A wonderful simplicity and spirit of compunction were the distinguishing virtues of this holy sixth century abbot. He was elected to preside Saint Mark’s monastery near Spoleto, and favored by God with the gift of miracles.
A child who was confided to the monastery, to be educated there after having been delivered by the Abbot from a diabolical possession, appeared to everyone to be entirely exempt from further molestations.
And Saint Eleutherius chanced to say one day: Since the child is among the servants of God, the devil dares not approach him. These words seemed to savor of vanity, and thereupon the devil again entered into and tormented the child.
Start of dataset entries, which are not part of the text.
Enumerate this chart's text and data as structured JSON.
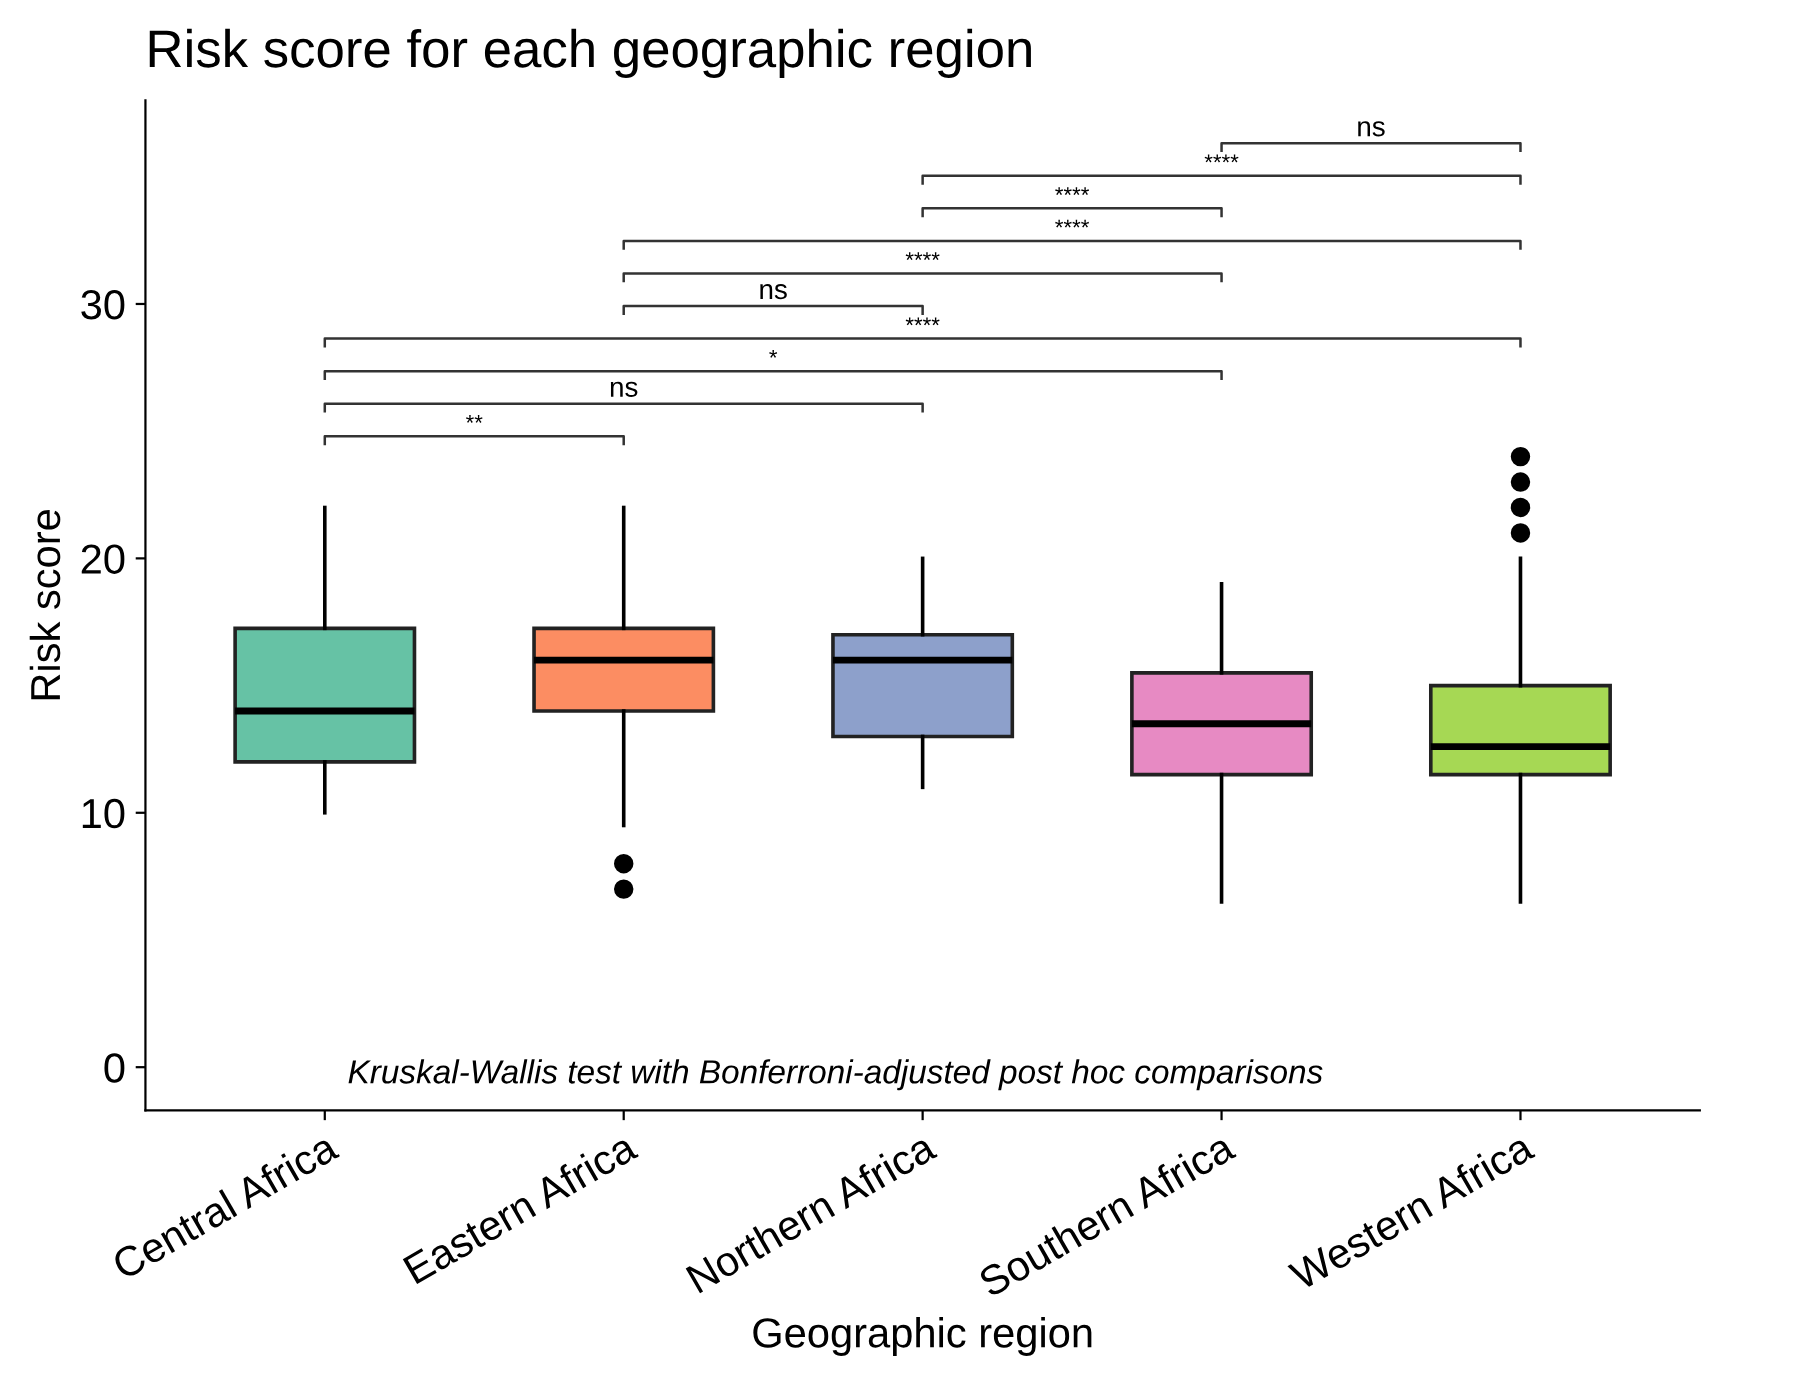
{
  "chart_data": {
    "type": "box",
    "title": "Risk score for each geographic region",
    "xlabel": "Geographic region",
    "ylabel": "Risk score",
    "categories": [
      "Central Africa",
      "Eastern Africa",
      "Northern Africa",
      "Southern Africa",
      "Western Africa"
    ],
    "colors": [
      "#66c2a5",
      "#fc8d62",
      "#8da0cb",
      "#e78ac3",
      "#a6d854"
    ],
    "boxes": [
      {
        "low": 10,
        "q1": 12,
        "median": 14,
        "q3": 17.25,
        "high": 22
      },
      {
        "low": 9.5,
        "q1": 14,
        "median": 16,
        "q3": 17.25,
        "high": 22,
        "outliers": [
          8,
          7
        ]
      },
      {
        "low": 11,
        "q1": 13,
        "median": 16,
        "q3": 17,
        "high": 20
      },
      {
        "low": 6.5,
        "q1": 11.5,
        "median": 13.5,
        "q3": 15.5,
        "high": 19
      },
      {
        "low": 6.5,
        "q1": 11.5,
        "median": 12.6,
        "q3": 15,
        "high": 20,
        "outliers": [
          21,
          22,
          23,
          24
        ]
      }
    ],
    "ylim": [
      -1.7,
      38
    ],
    "yticks": [
      0,
      10,
      20,
      30
    ],
    "grid": false,
    "annotations": [
      "**",
      "ns",
      "*",
      "****",
      "ns",
      "****",
      "****",
      "****",
      "****",
      "ns",
      "Kruskal-Wallis test with Bonferroni-adjusted post hoc comparisons"
    ]
  }
}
The Abbot humbly confessed his fault and undertook a fast, in which the entire community joined, until the child was again freed from the tyranny of the fiend.
Saint Gregory the Great, finding himself unable to fast on Holy Saturday on account of extreme weakness, called for this Saint, who was in Rome at the time, to offer up prayers to God for him that he might join the faithful in the solemn practice of that day’s penances.
Saint Eleutherius prayed with many tears, and the Pope, when they came out of the church, felt suddenly strengthened and able to accomplish the fast as he desired.
The same Pope, remarking that the Abbot was said to have raised a dead man to life, added: He was so simple a man, one of such great penance, that we must not doubt that Almighty God granted much to his tears and his humility!
After resigning his abbacy, Saint Eleutherius died in Rome in Saint Andrew’s monastery, about the year 585.
(SOURCE: Vie des Saints pour tous les jours de l’année, by Abbé L. Jaud (Mame: Tours, 1950); Little Pictorial Lives of the Saints, a compilation based on Butler’s Lives of the Saints and other sources by John Gilmary Shea (Benziger Brothers: New York, 1894).)